For the next two weeks, these blogs will be little “quickies, as my wife and I are vacationing in Florida. Very good friends of ours spend the winters in the western part of the state and own two cars that they bring back to Massachusetts each summer. We fly down to visit with them for about a week and then we drive one their cars home for them. This year we were also able to meet with several people who lived in our old neighborhoods and who went to school with us. We had a great time catching up and reminiscing. And resting–especially resting!
Prior to leaving, my wife and I had been straight out painting our cellar, painting a bedroom at my sister’s house, painting a playroom at our local hospital and helping my sister-in-law move to a new apartment. Twenty years ago, all that would be a piece of cake. Now, at nearly 65, I we find such busyness very tiring. Whether we realize it or not, such physical fatigue can begin to affect our spiritual life as well.
There was a reason, that God set the precedent of resting on the seventh day. He wasn’t tired, but he knew that we would be. Too many people work five to seven days a week and then try to do all the projects that they have put off until the weekend on whatever other available days they have. Doing this often leaves us too tired to maintain our devotions, read our Bible, or gather together with other Christians. Even if we attempt to do all of these spiritual activities, our physical fatigue can make it impossible to get as much out them as we should.
As believers, we have a guarantee of the rest that we need. Others do not have this guarantee.
For only we who believe can enter his rest. As for the others, God said, “In my anger I took an oath: ‘They will never enter my place of rest,'” even though this rest has been ready since he made the world (Hebrews 4:3).
For all who have entered into God’s rest have rested from their labors, ju st as God did after creating the world (Hebrews 4:10).
So follow His example and become rested in every way.
The LORD remains near to all who call out to him, to everyone who calls out to him sincerely. (Psalm 145:18)
Why is it that we seem to ignore God until something in our little world starts to fall apart?
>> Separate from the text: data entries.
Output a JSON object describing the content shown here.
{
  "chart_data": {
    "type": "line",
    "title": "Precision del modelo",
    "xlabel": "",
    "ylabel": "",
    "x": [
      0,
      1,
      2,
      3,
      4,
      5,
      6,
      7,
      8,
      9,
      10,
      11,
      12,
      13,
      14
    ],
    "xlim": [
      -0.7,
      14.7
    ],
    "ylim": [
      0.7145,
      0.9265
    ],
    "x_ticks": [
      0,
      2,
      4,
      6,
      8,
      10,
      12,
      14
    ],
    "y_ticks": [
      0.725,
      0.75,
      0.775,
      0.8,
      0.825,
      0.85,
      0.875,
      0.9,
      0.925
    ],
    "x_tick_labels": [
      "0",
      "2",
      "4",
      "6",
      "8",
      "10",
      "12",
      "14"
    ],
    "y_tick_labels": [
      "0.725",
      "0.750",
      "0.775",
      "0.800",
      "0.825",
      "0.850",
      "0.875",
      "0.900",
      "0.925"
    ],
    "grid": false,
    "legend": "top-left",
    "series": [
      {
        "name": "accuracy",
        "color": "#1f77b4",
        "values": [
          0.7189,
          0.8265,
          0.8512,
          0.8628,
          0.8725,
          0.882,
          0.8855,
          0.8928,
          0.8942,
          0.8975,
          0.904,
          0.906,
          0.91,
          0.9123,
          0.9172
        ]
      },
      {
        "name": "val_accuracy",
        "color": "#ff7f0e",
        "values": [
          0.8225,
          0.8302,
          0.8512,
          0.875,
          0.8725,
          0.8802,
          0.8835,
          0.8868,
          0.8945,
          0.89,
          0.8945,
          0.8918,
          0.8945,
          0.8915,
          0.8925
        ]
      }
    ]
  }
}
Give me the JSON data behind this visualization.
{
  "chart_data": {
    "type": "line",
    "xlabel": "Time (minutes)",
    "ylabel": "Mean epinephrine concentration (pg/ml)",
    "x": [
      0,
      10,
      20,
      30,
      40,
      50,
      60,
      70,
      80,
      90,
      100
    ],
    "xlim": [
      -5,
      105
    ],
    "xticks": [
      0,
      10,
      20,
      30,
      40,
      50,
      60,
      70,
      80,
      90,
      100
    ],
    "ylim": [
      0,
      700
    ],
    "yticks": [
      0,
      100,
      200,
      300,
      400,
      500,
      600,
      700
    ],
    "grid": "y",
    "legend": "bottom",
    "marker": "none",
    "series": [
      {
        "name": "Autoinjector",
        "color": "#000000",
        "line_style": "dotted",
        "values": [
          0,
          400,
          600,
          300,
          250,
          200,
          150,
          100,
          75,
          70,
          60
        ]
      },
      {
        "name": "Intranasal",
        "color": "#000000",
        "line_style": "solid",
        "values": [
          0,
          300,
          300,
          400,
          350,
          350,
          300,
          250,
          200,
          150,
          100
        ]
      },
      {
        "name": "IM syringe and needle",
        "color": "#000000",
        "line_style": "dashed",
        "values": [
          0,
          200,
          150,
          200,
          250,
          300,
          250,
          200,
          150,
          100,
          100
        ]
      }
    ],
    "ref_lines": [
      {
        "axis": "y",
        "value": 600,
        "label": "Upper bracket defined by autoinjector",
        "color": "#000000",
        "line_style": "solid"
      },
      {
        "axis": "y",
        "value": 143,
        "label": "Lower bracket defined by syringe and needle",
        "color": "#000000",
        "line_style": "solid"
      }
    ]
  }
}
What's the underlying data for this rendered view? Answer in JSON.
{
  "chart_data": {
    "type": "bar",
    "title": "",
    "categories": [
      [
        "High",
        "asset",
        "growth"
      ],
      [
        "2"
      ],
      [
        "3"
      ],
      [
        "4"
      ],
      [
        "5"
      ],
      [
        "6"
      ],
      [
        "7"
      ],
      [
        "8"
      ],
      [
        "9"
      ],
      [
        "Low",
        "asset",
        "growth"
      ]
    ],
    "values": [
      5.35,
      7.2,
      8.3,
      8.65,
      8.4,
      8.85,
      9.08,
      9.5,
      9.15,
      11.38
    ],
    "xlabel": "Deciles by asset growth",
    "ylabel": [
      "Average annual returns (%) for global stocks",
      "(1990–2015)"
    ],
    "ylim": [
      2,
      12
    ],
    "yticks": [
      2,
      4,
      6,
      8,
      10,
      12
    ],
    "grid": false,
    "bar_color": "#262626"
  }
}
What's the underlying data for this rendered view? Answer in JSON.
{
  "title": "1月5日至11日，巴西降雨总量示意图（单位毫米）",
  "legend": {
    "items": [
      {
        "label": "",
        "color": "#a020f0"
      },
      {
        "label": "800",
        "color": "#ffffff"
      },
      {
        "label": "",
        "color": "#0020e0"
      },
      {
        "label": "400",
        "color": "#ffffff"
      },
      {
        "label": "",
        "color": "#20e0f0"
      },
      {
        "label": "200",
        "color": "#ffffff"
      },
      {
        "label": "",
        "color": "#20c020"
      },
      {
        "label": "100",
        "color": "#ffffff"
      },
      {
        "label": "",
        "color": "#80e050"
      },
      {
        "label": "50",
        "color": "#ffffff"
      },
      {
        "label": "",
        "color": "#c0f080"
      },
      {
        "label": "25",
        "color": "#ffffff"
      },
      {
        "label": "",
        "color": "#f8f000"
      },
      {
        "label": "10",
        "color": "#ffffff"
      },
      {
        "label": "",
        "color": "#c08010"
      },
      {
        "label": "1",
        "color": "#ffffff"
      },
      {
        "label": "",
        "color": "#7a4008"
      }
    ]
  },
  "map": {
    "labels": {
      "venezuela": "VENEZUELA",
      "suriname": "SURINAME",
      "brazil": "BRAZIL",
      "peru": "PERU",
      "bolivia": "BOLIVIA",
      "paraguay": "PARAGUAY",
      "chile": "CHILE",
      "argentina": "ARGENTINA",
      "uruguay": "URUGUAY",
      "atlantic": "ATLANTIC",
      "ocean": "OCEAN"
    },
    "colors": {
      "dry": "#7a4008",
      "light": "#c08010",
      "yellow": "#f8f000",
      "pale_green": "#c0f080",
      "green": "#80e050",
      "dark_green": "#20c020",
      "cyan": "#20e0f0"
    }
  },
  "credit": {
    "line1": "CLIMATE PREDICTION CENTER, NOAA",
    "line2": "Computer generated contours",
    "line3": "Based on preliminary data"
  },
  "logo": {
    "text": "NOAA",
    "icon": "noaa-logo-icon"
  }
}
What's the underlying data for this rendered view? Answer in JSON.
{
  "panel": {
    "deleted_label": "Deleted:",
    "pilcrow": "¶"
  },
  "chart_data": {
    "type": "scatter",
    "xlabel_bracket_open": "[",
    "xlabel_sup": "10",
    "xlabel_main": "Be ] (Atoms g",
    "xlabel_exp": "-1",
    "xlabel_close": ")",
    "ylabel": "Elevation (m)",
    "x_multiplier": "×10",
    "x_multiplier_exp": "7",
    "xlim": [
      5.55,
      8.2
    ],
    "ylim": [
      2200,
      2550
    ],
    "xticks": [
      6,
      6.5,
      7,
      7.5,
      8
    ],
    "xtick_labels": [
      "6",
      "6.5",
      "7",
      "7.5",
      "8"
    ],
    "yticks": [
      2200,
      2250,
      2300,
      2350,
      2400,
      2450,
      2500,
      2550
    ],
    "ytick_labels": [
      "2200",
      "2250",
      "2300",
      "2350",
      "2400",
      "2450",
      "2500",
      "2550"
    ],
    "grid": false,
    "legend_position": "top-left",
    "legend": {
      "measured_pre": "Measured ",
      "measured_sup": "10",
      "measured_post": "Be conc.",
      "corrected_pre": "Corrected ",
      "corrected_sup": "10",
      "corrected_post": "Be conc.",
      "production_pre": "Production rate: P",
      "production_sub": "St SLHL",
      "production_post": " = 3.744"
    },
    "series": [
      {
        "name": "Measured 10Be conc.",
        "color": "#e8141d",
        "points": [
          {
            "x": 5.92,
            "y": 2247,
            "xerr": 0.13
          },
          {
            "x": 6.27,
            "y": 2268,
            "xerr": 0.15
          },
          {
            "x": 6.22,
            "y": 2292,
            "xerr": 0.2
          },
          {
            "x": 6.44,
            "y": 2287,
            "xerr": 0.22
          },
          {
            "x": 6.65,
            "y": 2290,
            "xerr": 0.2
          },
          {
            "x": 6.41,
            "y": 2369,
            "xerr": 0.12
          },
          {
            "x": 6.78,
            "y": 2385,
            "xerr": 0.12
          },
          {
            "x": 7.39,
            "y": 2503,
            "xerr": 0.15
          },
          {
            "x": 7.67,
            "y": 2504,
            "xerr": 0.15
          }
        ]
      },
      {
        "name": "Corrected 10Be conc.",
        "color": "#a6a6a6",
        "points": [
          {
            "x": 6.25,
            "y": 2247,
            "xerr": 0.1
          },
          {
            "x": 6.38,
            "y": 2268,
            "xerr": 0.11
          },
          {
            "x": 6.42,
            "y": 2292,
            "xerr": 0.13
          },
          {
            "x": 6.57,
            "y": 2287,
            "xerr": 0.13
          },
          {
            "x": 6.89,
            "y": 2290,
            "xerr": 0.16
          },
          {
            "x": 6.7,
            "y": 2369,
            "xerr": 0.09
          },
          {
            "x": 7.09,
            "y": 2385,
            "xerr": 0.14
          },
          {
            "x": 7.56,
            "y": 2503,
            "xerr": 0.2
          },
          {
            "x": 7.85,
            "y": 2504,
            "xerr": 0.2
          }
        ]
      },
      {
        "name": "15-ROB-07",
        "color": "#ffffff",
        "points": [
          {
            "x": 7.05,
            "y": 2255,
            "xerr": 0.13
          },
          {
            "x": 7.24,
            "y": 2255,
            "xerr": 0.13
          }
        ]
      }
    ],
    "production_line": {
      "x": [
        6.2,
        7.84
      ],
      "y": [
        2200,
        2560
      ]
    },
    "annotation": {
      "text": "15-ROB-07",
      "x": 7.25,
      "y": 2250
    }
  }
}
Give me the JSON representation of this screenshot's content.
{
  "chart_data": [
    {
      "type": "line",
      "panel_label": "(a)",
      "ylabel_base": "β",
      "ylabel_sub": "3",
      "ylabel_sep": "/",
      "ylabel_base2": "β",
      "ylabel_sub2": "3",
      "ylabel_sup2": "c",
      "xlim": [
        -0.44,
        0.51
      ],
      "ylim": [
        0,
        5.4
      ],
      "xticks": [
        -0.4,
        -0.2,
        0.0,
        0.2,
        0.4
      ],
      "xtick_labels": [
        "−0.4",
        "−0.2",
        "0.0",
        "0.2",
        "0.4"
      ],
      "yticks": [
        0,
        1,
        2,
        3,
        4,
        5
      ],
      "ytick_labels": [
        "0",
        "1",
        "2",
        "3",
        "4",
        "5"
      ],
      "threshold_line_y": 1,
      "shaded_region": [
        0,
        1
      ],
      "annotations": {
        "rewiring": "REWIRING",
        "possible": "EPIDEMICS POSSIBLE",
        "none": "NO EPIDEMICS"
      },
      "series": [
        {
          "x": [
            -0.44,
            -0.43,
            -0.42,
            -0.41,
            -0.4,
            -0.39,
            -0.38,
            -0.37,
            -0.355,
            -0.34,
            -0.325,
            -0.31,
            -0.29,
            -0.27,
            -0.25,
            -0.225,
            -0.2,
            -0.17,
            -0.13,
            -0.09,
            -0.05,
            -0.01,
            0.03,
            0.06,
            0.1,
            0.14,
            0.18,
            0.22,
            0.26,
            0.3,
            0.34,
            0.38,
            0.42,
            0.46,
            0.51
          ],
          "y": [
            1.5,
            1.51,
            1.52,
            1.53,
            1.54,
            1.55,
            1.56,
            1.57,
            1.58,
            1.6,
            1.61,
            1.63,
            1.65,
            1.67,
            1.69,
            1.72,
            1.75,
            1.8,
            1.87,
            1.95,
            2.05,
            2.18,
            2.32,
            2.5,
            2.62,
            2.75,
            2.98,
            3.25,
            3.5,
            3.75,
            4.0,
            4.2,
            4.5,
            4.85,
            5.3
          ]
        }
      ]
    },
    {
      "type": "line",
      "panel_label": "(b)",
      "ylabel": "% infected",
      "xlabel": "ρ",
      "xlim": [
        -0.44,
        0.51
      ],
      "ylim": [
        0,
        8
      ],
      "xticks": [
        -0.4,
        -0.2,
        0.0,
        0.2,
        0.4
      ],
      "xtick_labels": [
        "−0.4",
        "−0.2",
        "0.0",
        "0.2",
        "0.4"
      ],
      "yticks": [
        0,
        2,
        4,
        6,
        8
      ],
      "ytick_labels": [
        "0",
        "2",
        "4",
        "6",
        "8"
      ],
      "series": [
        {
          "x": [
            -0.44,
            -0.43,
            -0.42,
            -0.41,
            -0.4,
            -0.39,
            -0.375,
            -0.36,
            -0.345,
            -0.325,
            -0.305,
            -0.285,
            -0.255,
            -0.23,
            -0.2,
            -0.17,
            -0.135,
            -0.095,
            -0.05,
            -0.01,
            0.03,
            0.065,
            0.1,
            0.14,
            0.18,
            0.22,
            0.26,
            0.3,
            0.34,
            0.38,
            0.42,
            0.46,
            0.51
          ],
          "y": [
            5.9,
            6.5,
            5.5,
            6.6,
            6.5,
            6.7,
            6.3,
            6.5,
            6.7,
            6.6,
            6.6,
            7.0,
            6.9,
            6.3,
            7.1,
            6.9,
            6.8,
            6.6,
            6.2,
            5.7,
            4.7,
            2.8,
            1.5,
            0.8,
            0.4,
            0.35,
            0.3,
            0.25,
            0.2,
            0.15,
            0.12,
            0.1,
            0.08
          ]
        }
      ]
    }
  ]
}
D.L Moody believed that there are three kinds of faith in Jesus: struggling faith (like a man floundering and fearful in deep water; clinging faith (like a man clinging to the side of a boat); and resting faith (like a man safe inside the boat–strong and secure enough to reach out his hand to help others).
But how we get there when the trials and challenges of this life seem about to overwhelm us? Only by staying in tune with God on a daily basis and by believing in God’s faithfulness enough to trust Him. It’s not always easy to maintain that faith or to clearly hear what He is saying. The world we live in is constantly clamoring and trying to attract us to fill our lives with what it has to offer. And don’t let anyone kid you–what it offers is very attractive.
When Elijah was at his wit’s end, he cried out to God thinking that he was the last man left on earth to serve Him. “Go out and stand before me on the mountain,” the LORD told him. And as Elijah stood there, the LORD passed by, and a mighty windstorm hit the mountain. It was such a terrible blast that the rocks were torn loose, but the LORD was not in the wind. After the wind there was an earthquake, but the LORD was not in the earthquake. And after the earthquake a fire, but the LORD was not in the fire. And after the fire there was the sound of a gentle whisper. (1 Kings 19:11-12) There, in the quietness, God told Elijah what to do and reminded him that he was not alone. The wind, the earthquake, the fire–in the world these are the type of things that attract our attention. But in God’s plan, it is in the moment of quiet trust that He makes known His plans for us.
These words were found on a prison cell in Europe: I believe in the sun even when it is not shining. I believe in love even when I don’t feel it. And I believe in God even when He is silent. Can we do any less?